1/10 Subway Stalinist
Premium Member
Something popped into my head while thinking about the Reliability of Wikipedia thread: in the free market, the values of goods and services are determined by consensus. This seems to me to be very close to how some people in the thread are characterizing Wikipedia, though with knowledge defined by consensus rather than value.

Is this a fair description of the market?

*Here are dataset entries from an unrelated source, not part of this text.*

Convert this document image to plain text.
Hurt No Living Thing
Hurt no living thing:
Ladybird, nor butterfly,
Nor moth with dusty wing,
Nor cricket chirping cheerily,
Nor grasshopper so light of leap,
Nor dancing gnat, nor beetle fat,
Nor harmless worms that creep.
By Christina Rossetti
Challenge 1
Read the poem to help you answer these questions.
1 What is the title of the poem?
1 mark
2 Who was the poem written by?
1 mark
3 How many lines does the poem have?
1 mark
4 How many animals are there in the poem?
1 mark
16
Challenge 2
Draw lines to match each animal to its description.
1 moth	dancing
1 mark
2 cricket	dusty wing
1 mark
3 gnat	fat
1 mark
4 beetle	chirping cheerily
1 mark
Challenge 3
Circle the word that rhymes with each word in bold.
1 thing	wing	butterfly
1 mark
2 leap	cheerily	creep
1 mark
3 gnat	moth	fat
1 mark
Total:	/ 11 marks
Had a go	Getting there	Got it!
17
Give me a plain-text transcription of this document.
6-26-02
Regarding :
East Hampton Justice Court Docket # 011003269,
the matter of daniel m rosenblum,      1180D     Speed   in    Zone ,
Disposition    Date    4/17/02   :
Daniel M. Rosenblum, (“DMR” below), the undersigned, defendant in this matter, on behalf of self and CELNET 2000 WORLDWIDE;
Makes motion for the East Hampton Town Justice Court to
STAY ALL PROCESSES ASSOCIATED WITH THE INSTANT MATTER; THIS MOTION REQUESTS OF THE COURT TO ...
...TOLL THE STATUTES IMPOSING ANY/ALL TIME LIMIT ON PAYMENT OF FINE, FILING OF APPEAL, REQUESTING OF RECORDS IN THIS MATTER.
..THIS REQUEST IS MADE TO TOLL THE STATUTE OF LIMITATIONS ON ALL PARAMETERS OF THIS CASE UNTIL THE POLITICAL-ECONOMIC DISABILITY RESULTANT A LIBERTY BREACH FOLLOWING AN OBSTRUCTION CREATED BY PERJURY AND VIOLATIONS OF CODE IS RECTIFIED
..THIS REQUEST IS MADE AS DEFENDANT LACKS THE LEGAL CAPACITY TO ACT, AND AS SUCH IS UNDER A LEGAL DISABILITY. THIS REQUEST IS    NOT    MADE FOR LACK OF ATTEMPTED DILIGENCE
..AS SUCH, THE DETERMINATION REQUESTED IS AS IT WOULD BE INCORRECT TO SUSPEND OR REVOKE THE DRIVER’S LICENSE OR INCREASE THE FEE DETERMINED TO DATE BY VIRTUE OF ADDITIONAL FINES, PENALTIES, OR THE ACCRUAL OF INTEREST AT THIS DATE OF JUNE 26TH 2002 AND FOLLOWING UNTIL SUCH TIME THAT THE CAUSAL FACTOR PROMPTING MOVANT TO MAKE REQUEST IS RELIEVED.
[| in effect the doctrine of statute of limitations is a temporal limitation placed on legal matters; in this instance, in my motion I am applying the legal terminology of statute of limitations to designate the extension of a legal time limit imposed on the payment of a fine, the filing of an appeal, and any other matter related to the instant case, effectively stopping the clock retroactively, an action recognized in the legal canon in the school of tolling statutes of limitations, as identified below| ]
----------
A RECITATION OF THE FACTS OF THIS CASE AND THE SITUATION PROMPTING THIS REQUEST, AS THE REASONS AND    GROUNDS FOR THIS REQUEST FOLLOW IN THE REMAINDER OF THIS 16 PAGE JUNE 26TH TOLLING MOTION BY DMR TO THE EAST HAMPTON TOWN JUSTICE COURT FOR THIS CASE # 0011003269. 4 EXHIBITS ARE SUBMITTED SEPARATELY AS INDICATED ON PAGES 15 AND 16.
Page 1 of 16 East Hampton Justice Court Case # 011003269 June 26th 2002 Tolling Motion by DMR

Is this a fair description of Wikipedia?

If so, should the market be rejected as a "proper" pricing mechanism in the same way that Wikipedia is rejected as a "proper" source of knowledge?
 

Wandered Off

Sporadic Driveby Member
Value is subjective and relative to supply, demand, geographical considerations, some localized conditions, and so on, so consensus is the best available mechanism, IMO.
 

Mathematician

Reason, and reason again
In my opinion value mostly follows the subjective interpretation of labor required to get you the consumer whatever product and/or service you want, with a variable set by demand. For example, you can mine the exact same type of coal in Australia as you would Britain, but Britain imports most of its coal from Australia due to its location right beneath the toipsoil. Companies know it's so much cheaper to just have minor mine work in Australia and transport the findings than actually bringing out the heavy equipment and labor involved. Likewise, if diamonds were easily recoverable from every garden in America, they would lose most of their value.


Is this a fair description of Wikipedia?
I think of Wikipedia just as a peer-evaluation tool. Remember in a market you can 40% agreeing with one type of food stuff, and 60% with another (preferably there are more ten groups, though).